Executively Speaking: It’s About the Bathrooms

by Michael Saxe-Taller, Executive Director

 Inclusion is one of our community’s central values. The latest opportunity that we have to live out our values is connected to our bathrooms.

Having a broad reach in our inclusion efforts often means addressing a variety of people’s needs at the same time. When it comes to bathrooms, we are thinking about the following needs:

  •     Physical Access – do we have facilities that are accessible to people with a variety of abilities?
  •     Gender Diversity – do we have facilities that meet the needs of people with a range of gender identities?
  •     Gender Specific Safe Space – do we have a place where people of all genders can feel safe?
  •     Infant Changing – Have we setup our bathrooms so that every caretaker can have a place where they change a baby’s diaper?

 Addressing and meeting all of these needs at the same time is a challenge for us, particularly because of the physical limitations of our building.  We expect that there will come a time we have remodeled our building and anyone who has difficulty with stairs can easily move between our two main floors, and when all of our bathrooms are wheelchair accessible. Unfortunately, that time has not come yet. Therefore, we must face complex issues and find creative solutions.  

Our building has four bathrooms, two on the main floor and two on the lower floor. Originally, each floor had a women’s room with one or more stalls, and a men’s room with stalls and urinals. Because of their designs, only the two original women’s rooms are accessible to people in wheelchairs. 

Several years ago, Kehilla turned the upstairs men’s room into an all-gender, single-stall bathroom. We also put a diaper-changing station in both the upstairs and downstairs women’s rooms, but soon had to remove the downstairs changing station because it interfered with wheelchair access to the stall.

We were still left with two problems, we didn’t have a diaper changing station that could be accessed by people of all genders and we didn’t have a wheelchair accessible bathroom on either floor that could be used by people of all genders. In an attempt to address these issues, the staff recently decided to make all of the bathrooms into all-gender bathrooms. We changed the signage to reflect what was in the bathroom (stalls/urinals/changing table/single stall/multiple stall) rather than who should use the bathroom. 

We soon learned that our latest solution wasn’t sufficient either. We were approached by a number of women who spoke clearly about the importance to them of a women’s-only bathroom. Their main concerns were (1) that women-only bathrooms are an important safe space in a society where gender-based violence and vulnerability are so pervasive; and (2) having people of multiple genders simultaneously using a bathroom that has both urinals and stalls can be uncomfortable for many people.  

As you can see, this situation calls for creative thinking, and we believe we have come up with a workable (though maybe not ideal) solution that addresses all of the four needs I listed above.
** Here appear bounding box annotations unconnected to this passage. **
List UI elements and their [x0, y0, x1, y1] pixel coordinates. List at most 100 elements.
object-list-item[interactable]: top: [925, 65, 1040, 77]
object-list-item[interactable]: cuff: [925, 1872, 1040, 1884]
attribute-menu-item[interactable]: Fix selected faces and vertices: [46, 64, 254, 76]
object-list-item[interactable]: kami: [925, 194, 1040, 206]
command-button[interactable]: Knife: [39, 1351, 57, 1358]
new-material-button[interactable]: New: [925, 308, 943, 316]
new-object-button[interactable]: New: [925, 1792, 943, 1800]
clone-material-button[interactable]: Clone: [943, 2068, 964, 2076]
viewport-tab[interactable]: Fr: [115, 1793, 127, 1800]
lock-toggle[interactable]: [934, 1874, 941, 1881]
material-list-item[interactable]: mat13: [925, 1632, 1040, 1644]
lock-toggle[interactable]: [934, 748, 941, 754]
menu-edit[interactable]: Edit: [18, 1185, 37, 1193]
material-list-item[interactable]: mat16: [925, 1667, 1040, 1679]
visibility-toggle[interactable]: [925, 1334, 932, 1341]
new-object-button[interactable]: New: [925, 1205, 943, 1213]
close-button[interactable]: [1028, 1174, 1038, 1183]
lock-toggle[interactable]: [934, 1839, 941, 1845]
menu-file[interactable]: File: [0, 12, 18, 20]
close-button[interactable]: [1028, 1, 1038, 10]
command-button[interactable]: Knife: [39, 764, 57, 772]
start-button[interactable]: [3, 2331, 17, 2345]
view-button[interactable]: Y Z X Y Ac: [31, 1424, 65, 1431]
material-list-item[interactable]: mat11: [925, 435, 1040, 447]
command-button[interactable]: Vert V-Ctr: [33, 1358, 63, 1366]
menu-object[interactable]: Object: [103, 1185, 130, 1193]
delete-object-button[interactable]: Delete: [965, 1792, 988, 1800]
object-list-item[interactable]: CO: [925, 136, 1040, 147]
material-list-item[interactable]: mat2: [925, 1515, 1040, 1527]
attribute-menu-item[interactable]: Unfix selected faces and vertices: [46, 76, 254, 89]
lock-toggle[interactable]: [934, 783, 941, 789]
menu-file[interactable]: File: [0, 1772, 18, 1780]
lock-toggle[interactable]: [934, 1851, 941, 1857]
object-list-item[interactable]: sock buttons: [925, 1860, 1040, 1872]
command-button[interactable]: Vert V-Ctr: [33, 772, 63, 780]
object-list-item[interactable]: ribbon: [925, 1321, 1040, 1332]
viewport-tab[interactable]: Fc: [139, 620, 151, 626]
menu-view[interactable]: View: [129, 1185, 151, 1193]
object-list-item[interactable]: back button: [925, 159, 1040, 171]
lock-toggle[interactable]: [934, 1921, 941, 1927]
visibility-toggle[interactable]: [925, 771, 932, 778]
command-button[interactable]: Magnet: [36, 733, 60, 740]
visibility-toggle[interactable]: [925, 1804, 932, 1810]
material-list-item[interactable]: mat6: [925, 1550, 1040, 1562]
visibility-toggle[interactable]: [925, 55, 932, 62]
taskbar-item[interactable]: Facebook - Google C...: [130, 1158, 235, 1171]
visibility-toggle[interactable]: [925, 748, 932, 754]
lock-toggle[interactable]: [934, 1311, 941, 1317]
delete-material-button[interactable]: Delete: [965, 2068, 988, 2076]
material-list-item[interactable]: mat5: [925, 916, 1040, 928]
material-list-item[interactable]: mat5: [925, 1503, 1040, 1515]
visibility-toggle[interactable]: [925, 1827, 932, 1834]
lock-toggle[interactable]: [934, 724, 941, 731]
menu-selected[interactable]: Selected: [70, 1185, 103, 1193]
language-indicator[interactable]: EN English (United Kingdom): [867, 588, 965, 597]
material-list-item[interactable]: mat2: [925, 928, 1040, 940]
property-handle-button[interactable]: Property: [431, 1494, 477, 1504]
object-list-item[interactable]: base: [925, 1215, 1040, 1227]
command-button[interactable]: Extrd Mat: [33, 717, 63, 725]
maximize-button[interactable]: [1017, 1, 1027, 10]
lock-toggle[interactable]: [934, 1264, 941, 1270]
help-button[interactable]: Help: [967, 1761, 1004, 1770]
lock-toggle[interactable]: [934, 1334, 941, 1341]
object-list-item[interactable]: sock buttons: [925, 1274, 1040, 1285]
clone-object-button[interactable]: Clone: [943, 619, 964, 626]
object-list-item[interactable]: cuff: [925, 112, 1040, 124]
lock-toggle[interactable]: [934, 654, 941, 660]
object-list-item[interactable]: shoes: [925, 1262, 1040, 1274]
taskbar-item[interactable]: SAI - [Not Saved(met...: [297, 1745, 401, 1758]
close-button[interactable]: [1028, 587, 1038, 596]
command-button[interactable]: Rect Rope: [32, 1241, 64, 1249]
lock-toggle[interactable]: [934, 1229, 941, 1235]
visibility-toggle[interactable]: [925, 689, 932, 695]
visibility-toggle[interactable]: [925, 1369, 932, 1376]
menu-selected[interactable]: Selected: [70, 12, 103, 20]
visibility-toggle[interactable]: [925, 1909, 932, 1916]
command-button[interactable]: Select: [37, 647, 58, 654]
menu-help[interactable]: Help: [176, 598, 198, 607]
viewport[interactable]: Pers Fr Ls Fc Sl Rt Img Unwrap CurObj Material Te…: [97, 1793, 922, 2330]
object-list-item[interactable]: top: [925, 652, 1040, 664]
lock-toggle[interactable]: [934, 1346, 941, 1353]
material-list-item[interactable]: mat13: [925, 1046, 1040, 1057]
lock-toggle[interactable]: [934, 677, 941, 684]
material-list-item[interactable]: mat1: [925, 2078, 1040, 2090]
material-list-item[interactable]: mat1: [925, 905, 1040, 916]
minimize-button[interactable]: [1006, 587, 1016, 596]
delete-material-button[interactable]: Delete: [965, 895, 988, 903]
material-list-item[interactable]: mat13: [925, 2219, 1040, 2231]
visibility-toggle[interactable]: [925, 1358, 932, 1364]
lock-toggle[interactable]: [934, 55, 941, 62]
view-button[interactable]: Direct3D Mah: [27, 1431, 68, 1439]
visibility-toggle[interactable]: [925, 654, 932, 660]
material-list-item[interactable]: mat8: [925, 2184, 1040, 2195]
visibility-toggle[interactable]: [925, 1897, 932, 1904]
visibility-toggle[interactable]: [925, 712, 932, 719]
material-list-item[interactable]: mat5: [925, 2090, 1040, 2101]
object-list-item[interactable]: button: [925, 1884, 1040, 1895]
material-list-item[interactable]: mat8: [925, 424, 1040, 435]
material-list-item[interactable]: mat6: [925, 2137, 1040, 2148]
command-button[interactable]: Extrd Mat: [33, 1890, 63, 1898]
  •     Both upstairs bathrooms will be all-gender. Anyone wanting full privacy can use the single-stall bathroom.
  •     What was formerly the downstairs men’s bathroom room will be converted to a women’s room. The urinals will be covered up.
  •     The other downstairs bathroom will become an all-gender bathroom.
  •     All bathrooms will have clear signage.

We hope to implement these changes by the end of August. Please contact me if you have questions or concerns. Getting used to the new configuration may take everyone some time to adjust. In the meantime, I invite us all to use our trips to the bathroom as an opportunity to practice the living of our values in the most physical of ways.

Additional Building Updates

We have several other exciting things happening to our building this summer:

  1. Construction is going to begin in mid-August on a new bathroom, including a shower and bathtub. The bathroom will be located off of Miriam’s Well, a small room near the foosball table in the Social Hall. Miriam’s Well and the new bathroom will be available as a residence for any potential refugees or immigrants who need to take up sanctuary here at Kehilla. This project has been in the works for months and we are finally ready to break ground. Many thanks to Kehilla’s own Michael Butler, who has shepherded the whole process.
  1. After many years, our friends at St. Mikael’s Ethiopian Orthodox Church have purchased their own building and are no longer renting from us on Sunday mornings. We are taking this opportunity to do a thorough cleaning of our sanctuary. From August 4-14, we will be closing down the sanctuary to clean the rafters, carpets, walls, chairs and pews. We are hoping that this cleaning, along with our new air conditioner, will make our sanctuary a more accessible and welcoming place for everyone.
  1. You may have noticed already, but we are sprucing up our building. By the end of the summer, we will have painted the social hall and all of our classrooms, as well as our hallways and bathrooms. We are also hoping to give the outside of the building a wash before the High Holy Days. Many thanks to our custodians Josef Straub and Fred Williamson for doing the painting and the heavy lifting, and to Lisa Korwin, Ruth Koch and Lynn Lazarus for choosing the colors.
  1. We recently replaced the door to our accessible entrance on Fairview Avenue and added a key fob system that allows people to enter on their own. This will make it easier for our members who regularly use the entrance to get in the building. If you would like to have a key fob, please contact Dee Ward in our main office.